Fear Winning Out Over Greed
The two dominant emotions of any market are fear and greed. This week greed seems to have gone on summer vacation while fear has taken up residence. After managing to hold its ground above the 10,000 level for the last three weeks, the Dow closed below that psychological level yesterday. Today, the decline continued and we reached the next line of support near 9800. If that support fails, we could see a significant leg down. The S&P 500 finds itself in a similar condition, closing at a new low for the year and the past eight months. Despite fighting for survival, the indexes are closer to capitulation than to climbing.
Fear is also showing up in the bond markets. Interest rates for the 10-Year Treasury Notes closed at 2.97 percent yesterday, the first time it has ventured below 3 percent since April 2009 – an early stage of the recovery. In addition, two-year notes hit a record low of 0.59%. Whenever Treasury yields fall, it signals investors’ flight to safety. Investors quickly forgot about any concerns they voiced about U.S. debt as the market slipped.
Fear is also taking hold in the consumer sector. After enduring the worst ever new home sales in May, American consumer confidence is under pressure as well. The New York-based Conference Board’s Consumer Confidence Index fell nearly 10 points to 52.9 in May. Economists had forecast only a modest dip. Consumers are afraid to make new purchases of any kind. On Friday, we find out how many consumers kept their jobs in June. The mood has definitely stiffened with consumers, which doesn’t bode well for US markets.
The U.S. isn’t the only place where fear has taken hold. The slowing pace of global growth has caused additional concerns for international investors. Yesterday, the same Conference Board revised April’s leading economic indicator numbers for China down to 0.3% from 1.7%, its slowest growth in five months. This gave pause to emerging market investing causing the largest China ETF, iShares FTSE/Xinhua China 25 Index (FXI), to drop more than 4%. All the while the European sovereign debt crisis continues.
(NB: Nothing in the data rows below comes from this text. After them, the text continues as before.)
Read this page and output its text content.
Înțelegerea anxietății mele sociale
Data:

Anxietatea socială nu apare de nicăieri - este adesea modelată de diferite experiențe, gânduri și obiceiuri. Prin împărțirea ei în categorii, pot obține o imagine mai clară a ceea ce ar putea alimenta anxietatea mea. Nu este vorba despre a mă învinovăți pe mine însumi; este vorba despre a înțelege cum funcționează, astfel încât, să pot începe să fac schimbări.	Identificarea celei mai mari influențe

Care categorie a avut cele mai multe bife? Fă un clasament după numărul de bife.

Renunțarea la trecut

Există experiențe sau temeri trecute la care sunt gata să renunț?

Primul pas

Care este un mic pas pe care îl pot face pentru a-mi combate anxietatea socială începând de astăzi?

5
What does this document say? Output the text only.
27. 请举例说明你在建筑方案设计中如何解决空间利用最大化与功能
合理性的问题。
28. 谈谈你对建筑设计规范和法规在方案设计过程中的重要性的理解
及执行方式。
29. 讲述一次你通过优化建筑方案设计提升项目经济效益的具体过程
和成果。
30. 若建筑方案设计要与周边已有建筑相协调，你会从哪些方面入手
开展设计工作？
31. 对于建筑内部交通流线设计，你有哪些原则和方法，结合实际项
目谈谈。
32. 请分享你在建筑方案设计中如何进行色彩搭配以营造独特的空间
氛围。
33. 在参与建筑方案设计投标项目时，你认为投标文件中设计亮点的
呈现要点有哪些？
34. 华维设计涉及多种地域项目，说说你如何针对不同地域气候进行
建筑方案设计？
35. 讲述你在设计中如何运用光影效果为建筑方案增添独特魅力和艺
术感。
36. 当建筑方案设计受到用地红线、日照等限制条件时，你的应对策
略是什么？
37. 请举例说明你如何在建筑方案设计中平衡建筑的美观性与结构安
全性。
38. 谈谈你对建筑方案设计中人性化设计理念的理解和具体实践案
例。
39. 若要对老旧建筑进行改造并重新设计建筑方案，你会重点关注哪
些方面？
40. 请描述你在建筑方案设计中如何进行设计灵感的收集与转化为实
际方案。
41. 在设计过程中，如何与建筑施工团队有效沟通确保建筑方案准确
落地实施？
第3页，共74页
The global markets may be in the middle of another meltdown. With the U.S. and international markets struggling, it’s difficult to see when fear will give way to greed. At this point, even a glimmer of hope would be helpful.
The market carnage of the past week took its toll on our sector rankings. These few signs of green shoots have been obliterated. Average sector momentum (annualized trend rate) plunged from -8% to -30% over the course of just one week. Every sector was hurt on “absolute” basis. As always, the average consists of both above-average and below-average sectors. The top two spots in the relative rankings remain unchanged and in the hands of Utilities and Telecommunications. Moving up to the #3 and #4 spots are the “defensive” sectors of Consumer Staples and Health Care. Keep in mind that “defensive” does not translate into positive performance. Those two sectors were the top performers last week while dropping an average of -2.8%. In contrast, the worst performing sector was Energy, dropping an eye-popping -7.4% the past week and reclaiming control of the bottom of the rankings. Consume r Discretionary continued its fall from grace, dropping to where only Energy is ranked lower.
Sure, there were differences in the returns of the various style boxes last week, but when the small cap stocks of the Russell 2000 are down -4.5%, it is little comfort to know the large caps of the S&P 500 were worse off at -4.9%. The relative rankings shifted around the past week, but everything is so negative at this point that small differences in relative strength are not worth chasing.
As with the Sector rankings, our Global rankings gave up all their positive momentum numbers. We had several minor scuffles for position in the middle of the rankings, but they remain within a few points of each other. The 48 point range from the top to the bottom is a different story. China still holds the top spot, which is fitting as it did relinquish the least momentum of our categories last weak. The EU remains stuck in last place, while giving up -31 points. That wasn’t the worst of our categories, though, Canada lost the most momentum at -33 but only had Emerging Markets pass it as a result.
The charts above depict both the relative strength and absolute strength of various market sectors, styles, and geographic locations on an intermediate-term basis. Each grouping is sorted (top to bottom) by relative strength. The magnitude of the displayed RSM value is a measure of absolute strength, which is our proprietary method of measuring and reporting the intermediate-term strength as an annualized value.
“We simply attempt to be fearful when others are greedy and to be greedy only when others are fearful.”